La campaña que por estos días resuena entre la población mexicana bajo el eslogan “No es de hombres”, se ha encargado de demostrar por medio del uso de asientos genitales, las sensaciones e incomodidades que experimentan las mujeres a diario cuando hacen uso del transporte público.
La iniciativa que se dio gracias a la ONU Mujeres y al gobierno de Ciudad de México, busca que los hombres vivan situaciones similares a las que experimenta el género femenino en su cotidianidad con contacto físico o visual cuando viajan en el metro de la ciudad, causándoles molestias que podrían clasificarse como violencia de género.
El experimento que tuvo dos momentos deja ver el asiento de un carro del tren con una particularidad, un relieve con la forma de los genitales masculinos que pretende hacer un contacto indeseado con las partes íntimas y el pecho del desconocido que emprende el viaje en el mismo medio de transporte, y el segundo evidencia lo que ocurre cuando las miradas de varios transeúntes se dirigen ahacia sus nalgas, ocasionándoles una gran molestia.
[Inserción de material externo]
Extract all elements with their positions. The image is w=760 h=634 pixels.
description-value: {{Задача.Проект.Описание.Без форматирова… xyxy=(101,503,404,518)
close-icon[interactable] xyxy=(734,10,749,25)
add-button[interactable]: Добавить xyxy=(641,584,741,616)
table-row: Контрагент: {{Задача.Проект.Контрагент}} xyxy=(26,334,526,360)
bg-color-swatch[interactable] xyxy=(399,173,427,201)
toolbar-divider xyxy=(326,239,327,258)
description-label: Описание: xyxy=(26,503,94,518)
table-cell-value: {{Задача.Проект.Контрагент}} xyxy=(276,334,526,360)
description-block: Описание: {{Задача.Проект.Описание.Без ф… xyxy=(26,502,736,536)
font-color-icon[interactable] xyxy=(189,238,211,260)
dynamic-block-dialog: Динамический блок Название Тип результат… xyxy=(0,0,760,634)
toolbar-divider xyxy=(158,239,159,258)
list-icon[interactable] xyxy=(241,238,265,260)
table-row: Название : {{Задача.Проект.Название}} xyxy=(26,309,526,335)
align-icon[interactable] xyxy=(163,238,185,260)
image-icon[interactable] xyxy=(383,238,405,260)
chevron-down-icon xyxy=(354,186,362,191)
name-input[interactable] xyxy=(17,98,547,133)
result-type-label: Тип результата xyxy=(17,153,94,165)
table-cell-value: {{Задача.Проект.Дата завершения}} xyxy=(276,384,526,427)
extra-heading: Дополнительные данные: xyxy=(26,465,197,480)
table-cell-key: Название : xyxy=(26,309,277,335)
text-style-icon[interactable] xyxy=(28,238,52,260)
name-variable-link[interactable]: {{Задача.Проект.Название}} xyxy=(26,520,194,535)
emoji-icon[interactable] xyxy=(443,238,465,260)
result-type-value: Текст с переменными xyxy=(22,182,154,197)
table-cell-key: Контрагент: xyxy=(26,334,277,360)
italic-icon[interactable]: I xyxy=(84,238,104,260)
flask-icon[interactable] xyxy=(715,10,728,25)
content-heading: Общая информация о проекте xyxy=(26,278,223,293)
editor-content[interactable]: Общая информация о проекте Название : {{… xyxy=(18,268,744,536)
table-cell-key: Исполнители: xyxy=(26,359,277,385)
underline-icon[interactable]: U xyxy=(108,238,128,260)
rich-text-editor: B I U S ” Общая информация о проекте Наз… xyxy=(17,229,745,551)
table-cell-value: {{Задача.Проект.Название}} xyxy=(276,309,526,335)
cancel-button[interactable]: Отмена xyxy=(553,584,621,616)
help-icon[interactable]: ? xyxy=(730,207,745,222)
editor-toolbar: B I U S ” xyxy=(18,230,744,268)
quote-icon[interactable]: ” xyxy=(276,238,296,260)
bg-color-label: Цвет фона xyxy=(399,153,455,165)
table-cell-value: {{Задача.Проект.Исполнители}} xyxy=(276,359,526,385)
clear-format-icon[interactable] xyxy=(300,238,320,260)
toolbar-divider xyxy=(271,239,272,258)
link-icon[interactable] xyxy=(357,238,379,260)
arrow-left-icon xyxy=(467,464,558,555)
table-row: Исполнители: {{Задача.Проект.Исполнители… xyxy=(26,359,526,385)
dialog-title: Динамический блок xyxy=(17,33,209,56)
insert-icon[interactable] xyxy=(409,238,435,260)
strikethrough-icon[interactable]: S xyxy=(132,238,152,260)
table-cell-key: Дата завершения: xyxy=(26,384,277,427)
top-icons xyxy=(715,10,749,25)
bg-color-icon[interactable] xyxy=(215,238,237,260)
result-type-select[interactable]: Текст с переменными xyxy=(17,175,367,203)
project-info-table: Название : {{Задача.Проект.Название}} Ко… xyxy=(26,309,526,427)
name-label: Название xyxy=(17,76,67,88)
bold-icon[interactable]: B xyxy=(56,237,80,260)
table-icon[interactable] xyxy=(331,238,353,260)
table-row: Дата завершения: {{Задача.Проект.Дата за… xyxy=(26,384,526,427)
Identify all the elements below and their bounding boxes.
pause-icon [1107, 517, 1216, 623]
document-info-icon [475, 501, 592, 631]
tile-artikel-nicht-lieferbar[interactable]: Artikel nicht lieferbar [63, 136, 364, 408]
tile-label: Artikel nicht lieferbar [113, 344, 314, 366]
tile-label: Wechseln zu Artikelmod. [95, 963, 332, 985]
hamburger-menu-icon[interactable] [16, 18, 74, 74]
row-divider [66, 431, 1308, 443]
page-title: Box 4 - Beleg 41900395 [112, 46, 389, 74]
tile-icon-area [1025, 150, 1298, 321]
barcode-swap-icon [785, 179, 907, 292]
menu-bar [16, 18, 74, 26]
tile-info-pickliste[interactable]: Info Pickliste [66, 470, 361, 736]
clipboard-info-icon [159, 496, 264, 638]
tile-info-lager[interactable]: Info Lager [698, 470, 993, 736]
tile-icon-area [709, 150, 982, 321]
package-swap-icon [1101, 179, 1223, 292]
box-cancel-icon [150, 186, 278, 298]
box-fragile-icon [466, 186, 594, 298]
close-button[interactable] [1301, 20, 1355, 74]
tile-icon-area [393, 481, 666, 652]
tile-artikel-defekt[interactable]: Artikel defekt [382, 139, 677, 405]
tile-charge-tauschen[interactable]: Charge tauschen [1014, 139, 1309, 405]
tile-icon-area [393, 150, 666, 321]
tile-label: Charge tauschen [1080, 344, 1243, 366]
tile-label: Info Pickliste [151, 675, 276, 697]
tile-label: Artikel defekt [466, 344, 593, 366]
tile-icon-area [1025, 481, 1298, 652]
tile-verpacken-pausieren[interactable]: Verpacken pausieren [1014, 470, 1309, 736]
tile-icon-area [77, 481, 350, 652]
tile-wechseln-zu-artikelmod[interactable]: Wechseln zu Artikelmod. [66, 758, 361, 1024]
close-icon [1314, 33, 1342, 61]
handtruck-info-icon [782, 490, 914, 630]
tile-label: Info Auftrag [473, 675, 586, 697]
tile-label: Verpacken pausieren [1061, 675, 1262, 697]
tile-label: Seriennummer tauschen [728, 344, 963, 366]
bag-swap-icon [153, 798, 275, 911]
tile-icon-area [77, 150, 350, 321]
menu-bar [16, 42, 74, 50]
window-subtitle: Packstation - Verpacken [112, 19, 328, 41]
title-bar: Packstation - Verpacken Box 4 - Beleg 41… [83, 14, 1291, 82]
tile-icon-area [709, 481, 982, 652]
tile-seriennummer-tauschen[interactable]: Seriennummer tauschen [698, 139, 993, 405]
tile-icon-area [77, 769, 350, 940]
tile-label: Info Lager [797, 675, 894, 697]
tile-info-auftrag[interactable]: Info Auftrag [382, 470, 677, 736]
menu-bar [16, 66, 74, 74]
Aunque las personas que participaron en los videos, son contratadas, las reacciones son naturales y enfocadas a la situación del momento. Los creativos de la campaña buscan mostrar a través de estos actos “normales” las diferentes formas de acoso sexual a las que se ven expuestas las mujeres, convirtiendo dicha situación en una denuncia directa a cualquier acto de violencia femenino.